Fort de ce pedigree à toute épreuve, le titre de Raw Fury capte d’emblée l’attention avec une ritournelle dans les oreilles et installe une ambiance cosy extrêmement plaisante qui invite à lever le voile sur la suite. D’autant que les bruitages sont à l’avenant, c’est-à-dire, variés, immersifs et très soignés.

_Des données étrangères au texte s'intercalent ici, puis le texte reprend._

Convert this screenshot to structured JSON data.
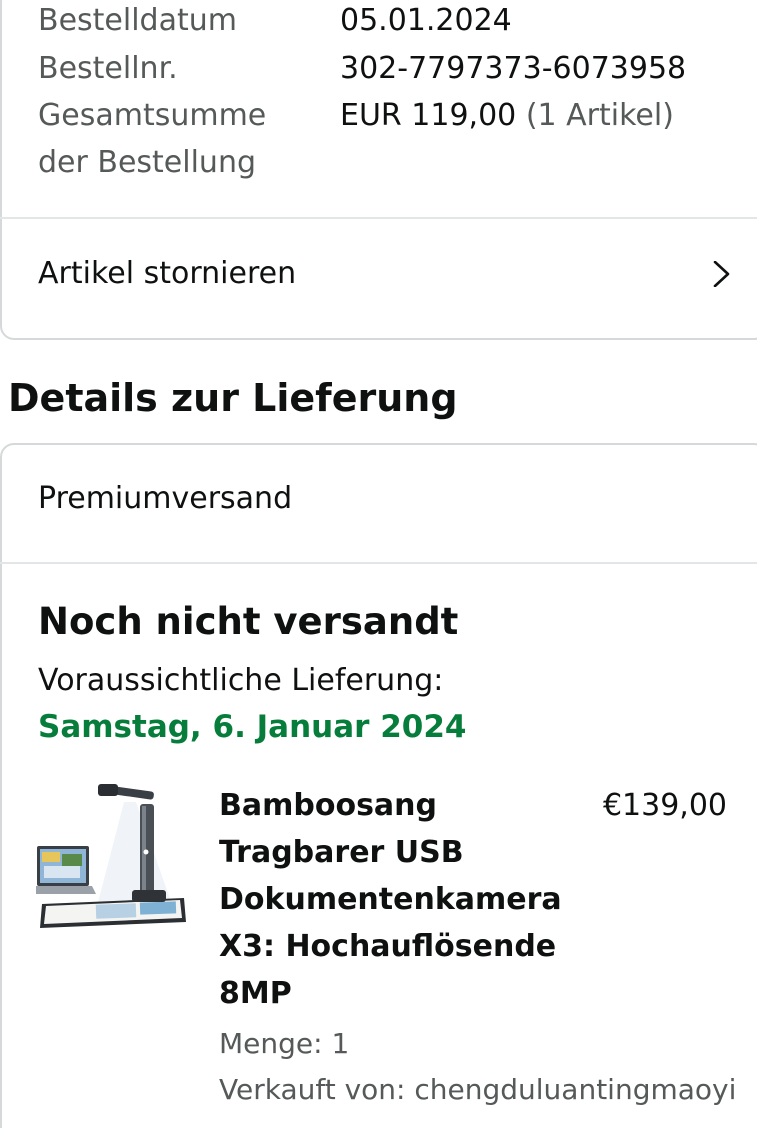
{
  "order_summary": {
    "order_date_label": "Bestelldatum",
    "order_date": "05.01.2024",
    "order_number_label": "Bestellnr.",
    "order_number": "302-7797373-6073958",
    "total_label_line1": "Gesamtsumme",
    "total_label_line2": "der Bestellung",
    "total_value": "EUR 119,00",
    "total_items": "(1 Artikel)"
  },
  "cancel_items_label": "Artikel stornieren",
  "delivery_section_title": "Details zur Lieferung",
  "delivery": {
    "shipping_method": "Premiumversand",
    "status": "Noch nicht versandt",
    "eta_label": "Voraussichtliche Lieferung:",
    "eta_date": "Samstag, 6. Januar 2024",
    "eta_color": "#067d3a"
  },
  "product": {
    "title": "Bamboosang Tragbarer USB Dokumentenkamera X3: Hochauflösende 8MP",
    "price": "€139,00",
    "quantity": "Menge: 1",
    "seller": "Verkauft von: chengduluantingmaoyi",
    "image_icon": "document-camera-product-image"
  },
  "icons": {
    "chevron": "chevron-right-icon"
  }
}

En commençant une partie, cinq niveaux de difficulté sont proposés (personnalisée, chauffeur, recommandée, mécano, hardcore). Et si le mode normal ou recommandé est très bien équilibré, attendez-vous toute de même à du challenge ! Pour autant, le jeu vous prend par la main avant de vous lâcher dans la galaxie et tout en suivant un petit tutoriel très bien conçu, vous allez faire connaissance avec une bande de joyeux drilles qui vont vous accompagner lors de vos périples, grâce à une radio CB, et découvrir votre chez-vous. Devant vos yeux ébahis et sous la ligne d’horizon que dessine votre véhicule avec l’infini, se dresse ainsi un tableau de bord assez complet proposant deux écrans, trois cadrans dont un tachymètre et toute une série de boutons fonctionnels. Dés lors, Vous pouvez vérifier la quantité d’essence de vos réservoirs, l’oxygène et la température de la cabine, votre vitesse de déplacement, commander vos phares et vos veilleuses, l’éclairage de votre habitacle, le pilote automatique et, raffinement suprême, la climatisation. À gauche, une manette d’arrimage avec visualisation des manœuvres depuis une caméra de recul et ses petites sœurs pour scruter les environs via la croix directionnelle. À droite le freinage d’urgence et un moniteur de contrôle relatif aux nombreux modules consommables de votre engin : fusibles, filtres à air, absorbeurs de chocs électriques, batteries, etc.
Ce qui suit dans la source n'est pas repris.